Bernard,
I'm sure we can get a more formal answer about this from our lwayer,
but my understanding is that this is a non-issue as far as any IETF
contributions (drafts, minutes, emails) are concerned. The underlying
copyright in those texts belongs to the original contributors; so the
copyright status of copies that happen to be stored or cached elsewhere
has nothing to do with the Settlors of the Trust. Our concern is to
get unambiguous rights to whatever rights the Settlors currently have.
Brian
Bernard Aboba wrote:
Lucy E. Lynch said:
"Again, under discussion. Clarifying text may not be the answer here -
we will publish an inventory of the data moved to the trust and will
update the FAQ with text clarifying the understanding of all the
parties regarding historical data that is stored in difficult to
retrieve formats. Note that anything currently available via IETF
servers (current or not) will be included in the transfer."

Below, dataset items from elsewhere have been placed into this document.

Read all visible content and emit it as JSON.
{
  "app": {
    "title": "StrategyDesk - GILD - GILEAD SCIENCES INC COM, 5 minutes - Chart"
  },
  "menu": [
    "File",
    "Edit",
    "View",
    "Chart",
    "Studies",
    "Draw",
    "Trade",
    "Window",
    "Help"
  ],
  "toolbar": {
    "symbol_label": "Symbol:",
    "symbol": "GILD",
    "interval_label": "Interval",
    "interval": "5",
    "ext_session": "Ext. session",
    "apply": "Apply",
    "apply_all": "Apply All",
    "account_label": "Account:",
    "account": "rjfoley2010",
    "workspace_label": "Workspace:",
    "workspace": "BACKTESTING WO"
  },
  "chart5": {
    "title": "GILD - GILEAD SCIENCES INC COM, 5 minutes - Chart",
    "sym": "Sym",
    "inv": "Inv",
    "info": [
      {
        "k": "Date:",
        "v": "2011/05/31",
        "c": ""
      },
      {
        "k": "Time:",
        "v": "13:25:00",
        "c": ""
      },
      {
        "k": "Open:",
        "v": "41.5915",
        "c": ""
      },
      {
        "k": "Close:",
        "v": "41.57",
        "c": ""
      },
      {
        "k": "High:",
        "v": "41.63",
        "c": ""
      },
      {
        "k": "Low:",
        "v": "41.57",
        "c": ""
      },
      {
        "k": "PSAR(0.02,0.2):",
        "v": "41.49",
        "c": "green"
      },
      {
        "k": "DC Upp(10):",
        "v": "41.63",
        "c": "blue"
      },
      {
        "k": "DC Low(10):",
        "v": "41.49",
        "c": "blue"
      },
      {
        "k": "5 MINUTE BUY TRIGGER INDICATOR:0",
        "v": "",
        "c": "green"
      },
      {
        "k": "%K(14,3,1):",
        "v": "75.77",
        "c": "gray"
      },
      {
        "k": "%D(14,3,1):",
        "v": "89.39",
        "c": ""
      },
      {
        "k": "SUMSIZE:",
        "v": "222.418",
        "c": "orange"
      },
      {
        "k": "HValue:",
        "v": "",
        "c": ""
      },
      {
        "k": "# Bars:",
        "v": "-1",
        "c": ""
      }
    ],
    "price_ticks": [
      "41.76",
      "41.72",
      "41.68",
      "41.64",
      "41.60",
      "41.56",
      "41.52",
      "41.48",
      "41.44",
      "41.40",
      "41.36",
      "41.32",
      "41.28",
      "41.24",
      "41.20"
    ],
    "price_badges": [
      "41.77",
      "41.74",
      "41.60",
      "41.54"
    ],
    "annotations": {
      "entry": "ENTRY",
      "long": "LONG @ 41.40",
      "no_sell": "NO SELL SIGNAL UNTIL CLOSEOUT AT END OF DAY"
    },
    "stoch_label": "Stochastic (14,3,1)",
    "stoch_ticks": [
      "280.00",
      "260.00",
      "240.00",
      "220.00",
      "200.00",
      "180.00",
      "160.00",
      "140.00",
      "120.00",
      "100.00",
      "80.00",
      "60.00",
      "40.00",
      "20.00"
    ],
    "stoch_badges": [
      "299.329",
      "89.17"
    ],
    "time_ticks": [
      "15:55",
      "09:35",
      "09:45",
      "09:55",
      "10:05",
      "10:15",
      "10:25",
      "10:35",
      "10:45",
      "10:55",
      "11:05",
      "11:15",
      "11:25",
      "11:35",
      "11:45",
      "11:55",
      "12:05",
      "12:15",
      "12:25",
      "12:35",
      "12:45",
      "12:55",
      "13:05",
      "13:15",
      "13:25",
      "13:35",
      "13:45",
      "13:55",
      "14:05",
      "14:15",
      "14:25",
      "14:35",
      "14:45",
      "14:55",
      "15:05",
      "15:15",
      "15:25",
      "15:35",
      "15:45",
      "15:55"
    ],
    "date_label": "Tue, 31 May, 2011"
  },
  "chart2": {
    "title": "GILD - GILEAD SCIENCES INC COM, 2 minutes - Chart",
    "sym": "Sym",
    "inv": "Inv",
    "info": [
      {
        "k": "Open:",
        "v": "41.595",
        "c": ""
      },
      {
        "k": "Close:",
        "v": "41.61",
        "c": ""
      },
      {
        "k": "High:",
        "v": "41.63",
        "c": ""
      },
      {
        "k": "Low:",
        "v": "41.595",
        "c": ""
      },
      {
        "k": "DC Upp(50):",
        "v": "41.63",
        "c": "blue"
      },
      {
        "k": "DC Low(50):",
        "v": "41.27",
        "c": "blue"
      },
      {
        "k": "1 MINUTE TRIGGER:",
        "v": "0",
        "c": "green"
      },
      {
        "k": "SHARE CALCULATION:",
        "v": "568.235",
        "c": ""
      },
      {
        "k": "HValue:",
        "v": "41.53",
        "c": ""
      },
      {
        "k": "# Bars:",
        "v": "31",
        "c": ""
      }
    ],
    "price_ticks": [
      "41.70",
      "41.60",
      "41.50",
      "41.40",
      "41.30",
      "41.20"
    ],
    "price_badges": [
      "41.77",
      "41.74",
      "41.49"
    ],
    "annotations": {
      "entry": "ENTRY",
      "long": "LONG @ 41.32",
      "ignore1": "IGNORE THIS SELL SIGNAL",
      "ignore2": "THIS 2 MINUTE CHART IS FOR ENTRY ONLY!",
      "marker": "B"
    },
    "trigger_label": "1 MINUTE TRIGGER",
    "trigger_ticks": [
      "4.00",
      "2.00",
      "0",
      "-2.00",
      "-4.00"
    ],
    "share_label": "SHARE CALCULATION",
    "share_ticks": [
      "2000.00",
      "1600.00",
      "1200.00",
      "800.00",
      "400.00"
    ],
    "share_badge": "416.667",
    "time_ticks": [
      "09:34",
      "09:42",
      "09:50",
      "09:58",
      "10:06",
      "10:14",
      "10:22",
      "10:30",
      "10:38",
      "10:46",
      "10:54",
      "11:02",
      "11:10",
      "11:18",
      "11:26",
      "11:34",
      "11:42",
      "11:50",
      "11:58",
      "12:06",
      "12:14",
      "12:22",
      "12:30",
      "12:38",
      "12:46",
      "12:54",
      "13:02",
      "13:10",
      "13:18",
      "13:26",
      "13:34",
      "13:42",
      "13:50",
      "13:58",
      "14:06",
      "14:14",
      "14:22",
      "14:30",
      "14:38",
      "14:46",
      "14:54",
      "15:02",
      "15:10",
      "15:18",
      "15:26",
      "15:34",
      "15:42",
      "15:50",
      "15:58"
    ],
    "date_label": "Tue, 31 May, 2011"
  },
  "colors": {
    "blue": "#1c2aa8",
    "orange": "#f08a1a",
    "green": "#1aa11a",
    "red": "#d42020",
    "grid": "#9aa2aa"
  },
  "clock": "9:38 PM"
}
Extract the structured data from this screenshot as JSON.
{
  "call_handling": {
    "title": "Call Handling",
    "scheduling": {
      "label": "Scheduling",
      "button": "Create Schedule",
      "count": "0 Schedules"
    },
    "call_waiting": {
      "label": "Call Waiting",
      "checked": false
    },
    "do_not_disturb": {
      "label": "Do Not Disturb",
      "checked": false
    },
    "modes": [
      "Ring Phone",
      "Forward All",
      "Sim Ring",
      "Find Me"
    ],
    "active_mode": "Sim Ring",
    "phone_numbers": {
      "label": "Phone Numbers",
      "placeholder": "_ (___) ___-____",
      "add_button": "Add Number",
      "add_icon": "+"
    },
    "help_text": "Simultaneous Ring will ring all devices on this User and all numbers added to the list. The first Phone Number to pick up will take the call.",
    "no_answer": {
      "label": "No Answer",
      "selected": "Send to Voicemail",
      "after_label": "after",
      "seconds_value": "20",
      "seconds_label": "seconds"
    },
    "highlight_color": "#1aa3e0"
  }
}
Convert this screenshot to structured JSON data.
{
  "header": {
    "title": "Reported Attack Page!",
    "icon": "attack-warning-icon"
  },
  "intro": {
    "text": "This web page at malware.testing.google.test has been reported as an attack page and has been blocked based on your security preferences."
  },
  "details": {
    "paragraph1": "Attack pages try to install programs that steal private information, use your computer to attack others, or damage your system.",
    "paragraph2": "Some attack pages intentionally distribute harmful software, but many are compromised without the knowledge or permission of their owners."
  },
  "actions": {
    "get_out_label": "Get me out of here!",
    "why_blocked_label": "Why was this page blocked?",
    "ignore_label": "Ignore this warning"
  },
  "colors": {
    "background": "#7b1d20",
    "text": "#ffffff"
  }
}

The concern is over "historical data" that may be stored in "difficult to
retrieve formats" by one of the Settlors, but is freely available
elsewhere. For example, expired Internet Drafts, meeting materials cached
on Google, etc. As it stands, the document only transfers the rights to
materials that are currently available to the settlors -- even if those
materials are available elsewhere.
It seems like the IPR Trust should have the ability to request the
transfer of rights to "historical data" without necessarily triggering the
retrieval process, if that historical data is already available.